In the present case, the preoperative enhanced and plain CTs could not differentiate the location of the mass as being in the pancreas or near the pancreas, but an MRI revealed the intrapancreatic mass. On the other hand, contrast-enhanced ultrasound could detect the characteristic features of the mass. From these findings, it is clear that an MRI and contrast-enhanced ultrasound are useful to diagnose the IPAS.
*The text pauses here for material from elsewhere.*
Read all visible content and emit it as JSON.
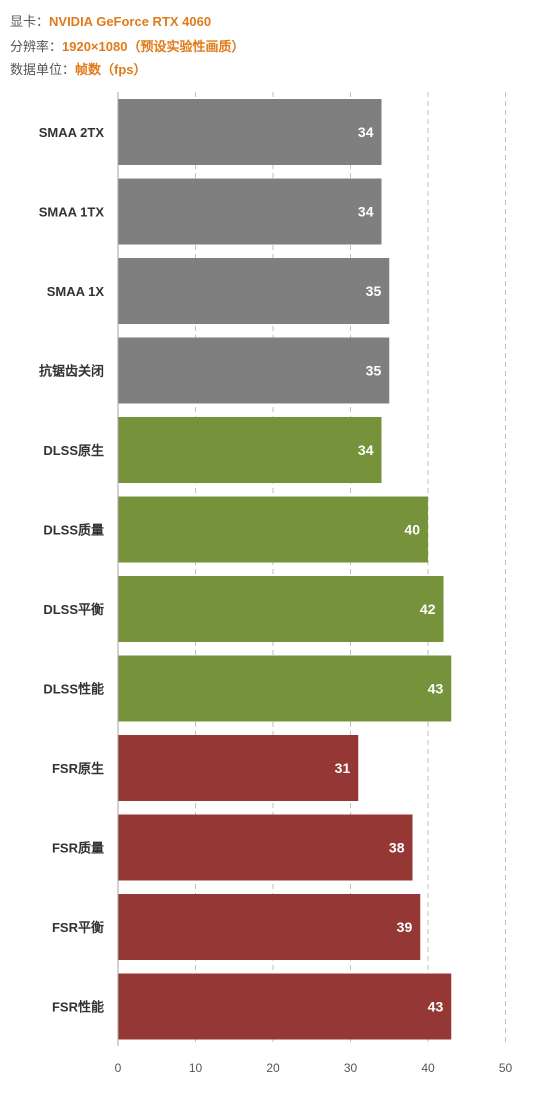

A literature review revealed few reports about HS associated with an IPAS [4–6]. Additionally, an actual recurrence of HS induced by an accessory spleen has been rarely reported [4–6]. In the present case, a recurrence of HS with findings such as anemia or jaundice did not develop, but the IPAS had rapidly grown, necessitating resection.
CONFLICT OF INTEREST STATEMENT
The author has no conflicts of interest. The author alone is responsible for the content and writing of this article.
AUTHOR DISCLOSURE STATEMENT
No competing financial interests or funding exists in connection with this article.